Alarm
Alarm is an Irish/Swedish production directed by experienced
playwright and director Gerry Stembridge. Set in contemporary Ireland, with
most of the action taking place in Dublin and an unnamed dormitory town, the
film is in a certain sense “of it’s time”, because of the background of the
booming property market, but also contains many elements that style it as a
psychological thriller and, as such, is transferable to any time period. In common
with many psychological thrillers, Alarm
contains it’s fair share of red herrings, blind alleys and implausible
characters and scenarios. What sets the film apart from successful films in the
genre is that the script takes these liberties, which an audience knows it must
grant to such films, and returns what amounts to a gratuituous and, crucially, unentertaining,
delineation of the principal character’s psychological breakdown.

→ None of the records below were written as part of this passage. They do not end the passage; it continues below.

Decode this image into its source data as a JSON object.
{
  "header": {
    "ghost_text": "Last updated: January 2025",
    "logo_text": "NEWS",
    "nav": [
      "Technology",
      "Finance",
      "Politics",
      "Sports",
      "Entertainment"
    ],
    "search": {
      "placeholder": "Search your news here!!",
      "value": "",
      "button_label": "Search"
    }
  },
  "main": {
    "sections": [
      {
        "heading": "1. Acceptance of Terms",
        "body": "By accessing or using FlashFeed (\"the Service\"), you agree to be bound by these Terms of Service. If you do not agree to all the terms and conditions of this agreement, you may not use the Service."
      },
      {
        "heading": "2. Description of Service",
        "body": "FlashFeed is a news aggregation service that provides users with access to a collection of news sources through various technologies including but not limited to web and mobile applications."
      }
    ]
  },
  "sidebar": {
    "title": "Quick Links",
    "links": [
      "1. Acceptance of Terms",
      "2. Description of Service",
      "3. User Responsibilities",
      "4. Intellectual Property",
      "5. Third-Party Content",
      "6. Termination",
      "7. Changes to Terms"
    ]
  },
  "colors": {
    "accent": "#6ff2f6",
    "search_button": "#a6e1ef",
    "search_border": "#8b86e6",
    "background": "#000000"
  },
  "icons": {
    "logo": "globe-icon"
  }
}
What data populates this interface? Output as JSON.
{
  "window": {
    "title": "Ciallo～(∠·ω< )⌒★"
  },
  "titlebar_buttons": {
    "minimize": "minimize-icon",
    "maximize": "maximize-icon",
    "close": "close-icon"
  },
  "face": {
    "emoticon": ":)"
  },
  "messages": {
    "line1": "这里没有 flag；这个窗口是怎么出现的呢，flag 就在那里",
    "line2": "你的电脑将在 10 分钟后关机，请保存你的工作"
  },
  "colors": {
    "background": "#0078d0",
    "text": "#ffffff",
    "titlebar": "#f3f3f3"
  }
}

Principally, Alarm plays on our sense of home security,
and envisages a nightmarish scenario of an individual’s manipulation by someone
whom they have invited to share their home. The context for the film’s events
is
We are shown that the attractive and vivacious
Molly’s only “family” are two elderly friends of her father, himself recently
deceased as the result of a freak attack by drunken louts whom he had
remonstrated with for urinating in his front garden. We meet her friends once
at her housewarming party, and for the purposes of the script, we are led to
believe that her suburban enclave is too far off the beaten track for them to
visit more frequently. Unfortunately, this doesn’t discourage the attention of
the mysterious Mal. Shortly after re-establishing contact with this old school
acquaintance, Molly’s house is broken into and, not coincidentally as it turns
out, Mal gets horny. Mal moves in with Molly, who has a phobia about house
alarms because her father’s pealed in vain as he lay dying following his
scuffle with the aforementioned drunken louts. However, the twin brother of the
owner of the local hardware store turns up on her doorstep and changes her attitude, which has already
softened due to a second break-in.
The new alarm alarm goes off almost every night
but these disturbances don’t dampen Mal’s ardour, quite the opposite in fact.
All the good loving in the world can’t stop Molly inexorably falling towards despair and she ultimately
twigs Mal’s randy game and confronts him late at night, just the two of them in
her isolated dream home. We all know that Molly isn’t being sensible here, but such
confrontations are standard fare for thrillers. A further genre cliché is borrowed
when Molly pushes the priapic Mal off the landing to his doom.
At the conclusion, Molly is over the edge herself,
and we leave the unlucky girl repeating the phrase “It’s my home” while the
local garda, her father’s friends, and others, gather on her porch, intent on
breaking down her door to come to her aid. Not being in Molly’s predicament
however, the audience make a swift exit and don't look back.